Option 3: Apply conservative assumptions

When analysis must proceed but data is uncertain.

Missing FICO: Assume the eligibility floor (e.g., 600) or exclude from prime buckets.

Missing rate: Assume the highest rate in the pool.

Unknown status: Treat as most severe status.

Important threshold: Don’t impute data for more than 5% of loans. At that point, you’re inventing a portfolio rather than analyzing one.

Option 4: Apply adjustment factors

When you can quantify the impact of data issues.

Example: You know from originator disclosure that 15% of historically missing-FICO loans defaulted at 1.5x the pool average rate. Apply this adjustment to loss projections.

This is sophisticated and requires either historical data or external benchmarks. Only use when the adjustment basis is defensible.

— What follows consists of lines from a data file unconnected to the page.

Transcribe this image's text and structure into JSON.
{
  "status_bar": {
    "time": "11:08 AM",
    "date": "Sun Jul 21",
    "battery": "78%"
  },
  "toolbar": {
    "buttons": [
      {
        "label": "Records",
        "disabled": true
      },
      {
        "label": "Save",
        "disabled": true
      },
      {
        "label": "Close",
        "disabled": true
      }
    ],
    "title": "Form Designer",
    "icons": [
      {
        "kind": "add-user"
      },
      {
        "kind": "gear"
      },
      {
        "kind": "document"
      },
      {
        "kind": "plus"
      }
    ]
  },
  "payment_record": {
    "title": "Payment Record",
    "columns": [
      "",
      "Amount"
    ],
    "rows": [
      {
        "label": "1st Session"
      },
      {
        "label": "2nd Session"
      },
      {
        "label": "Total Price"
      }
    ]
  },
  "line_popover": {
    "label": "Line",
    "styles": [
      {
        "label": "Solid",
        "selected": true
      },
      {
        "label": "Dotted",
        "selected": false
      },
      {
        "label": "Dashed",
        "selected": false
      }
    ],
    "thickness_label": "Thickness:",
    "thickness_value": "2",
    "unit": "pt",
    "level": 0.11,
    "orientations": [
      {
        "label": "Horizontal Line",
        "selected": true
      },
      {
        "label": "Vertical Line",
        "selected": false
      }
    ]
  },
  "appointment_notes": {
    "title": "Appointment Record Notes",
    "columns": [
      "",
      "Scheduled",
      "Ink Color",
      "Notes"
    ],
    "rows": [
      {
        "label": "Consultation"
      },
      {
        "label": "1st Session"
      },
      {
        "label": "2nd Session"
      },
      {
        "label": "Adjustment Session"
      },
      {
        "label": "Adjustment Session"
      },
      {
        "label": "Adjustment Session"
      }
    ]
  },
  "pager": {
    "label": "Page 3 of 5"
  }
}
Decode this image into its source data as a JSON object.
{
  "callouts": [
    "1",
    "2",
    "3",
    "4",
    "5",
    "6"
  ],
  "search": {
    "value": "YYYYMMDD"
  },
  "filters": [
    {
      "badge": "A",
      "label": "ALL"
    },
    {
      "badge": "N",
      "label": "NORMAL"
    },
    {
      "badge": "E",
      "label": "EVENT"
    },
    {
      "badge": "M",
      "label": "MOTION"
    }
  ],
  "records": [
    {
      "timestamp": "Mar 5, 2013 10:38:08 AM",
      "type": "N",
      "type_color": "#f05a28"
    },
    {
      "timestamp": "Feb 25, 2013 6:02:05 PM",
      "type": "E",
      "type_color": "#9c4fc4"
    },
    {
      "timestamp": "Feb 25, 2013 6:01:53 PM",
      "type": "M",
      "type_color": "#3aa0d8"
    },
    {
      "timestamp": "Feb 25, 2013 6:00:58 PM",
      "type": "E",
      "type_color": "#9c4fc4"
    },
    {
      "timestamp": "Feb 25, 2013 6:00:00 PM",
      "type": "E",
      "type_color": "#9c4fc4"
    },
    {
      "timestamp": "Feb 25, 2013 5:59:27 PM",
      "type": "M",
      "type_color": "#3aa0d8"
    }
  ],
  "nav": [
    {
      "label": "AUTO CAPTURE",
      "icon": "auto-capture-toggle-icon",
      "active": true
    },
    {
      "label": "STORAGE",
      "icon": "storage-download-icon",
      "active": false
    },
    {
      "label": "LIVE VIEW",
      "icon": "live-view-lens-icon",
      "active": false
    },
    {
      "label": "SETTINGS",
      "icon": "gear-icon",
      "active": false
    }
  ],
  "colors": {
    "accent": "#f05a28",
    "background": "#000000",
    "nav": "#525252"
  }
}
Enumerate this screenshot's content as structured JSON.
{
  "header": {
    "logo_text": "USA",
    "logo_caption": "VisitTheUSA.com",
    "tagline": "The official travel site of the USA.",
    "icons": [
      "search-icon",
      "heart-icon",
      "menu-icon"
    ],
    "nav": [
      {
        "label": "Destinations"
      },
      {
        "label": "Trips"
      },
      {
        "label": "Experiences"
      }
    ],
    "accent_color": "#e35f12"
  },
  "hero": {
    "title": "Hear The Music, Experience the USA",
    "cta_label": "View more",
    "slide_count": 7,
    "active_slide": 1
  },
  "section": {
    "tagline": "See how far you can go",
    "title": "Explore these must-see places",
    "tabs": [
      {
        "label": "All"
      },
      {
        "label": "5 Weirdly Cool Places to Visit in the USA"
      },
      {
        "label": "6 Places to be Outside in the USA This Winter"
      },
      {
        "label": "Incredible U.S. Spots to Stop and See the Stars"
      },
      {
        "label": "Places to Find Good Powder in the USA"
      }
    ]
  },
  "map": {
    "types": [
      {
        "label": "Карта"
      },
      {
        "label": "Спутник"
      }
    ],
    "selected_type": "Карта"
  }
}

Building a validation framework

For repeated tape analysis (monthly surveillance, multiple originators), build a reusable validation framework.

Standard validation suite

Create a script that runs automatically on any new tape:

Load data with type handling
Check completeness by field
Run range checks on numeric fields
Run consistency checks across fields
Check for duplicates
Generate exception report
Calculate data quality score

Data quality scoring

Create a simple scoring system to track quality over time:

Category	Weight	Score calculation
Completeness	30%	% of critical fields populated
Accuracy	30%	% of loans passing range checks
Consistency	20%	% of loans passing cross-field checks
Uniqueness	20%	% of loans with unique IDs

Data Quality Score = Weighted average of category scores

Track this score monthly. A declining score signals originator data practices are degrading—a leading indicator of operational problems.

Key takeaways

Validation comes first. Never run analytics on unvalidated data. The hour you spend validating saves days of correcting errors.
Check fields individually and in relationship. A valid rate field and a valid balance field can still be inconsistent with each other.
Document everything. The exception report is both an internal record and a communication tool with originators.
Know when to stop. If more than 5% of loans need imputation, the tape isn’t ready for analysis.
Build reusable tools. Validation should be automated and consistent, not manual and ad-hoc.
Track quality over time. Data quality degradation is a leading indicator of operational problems.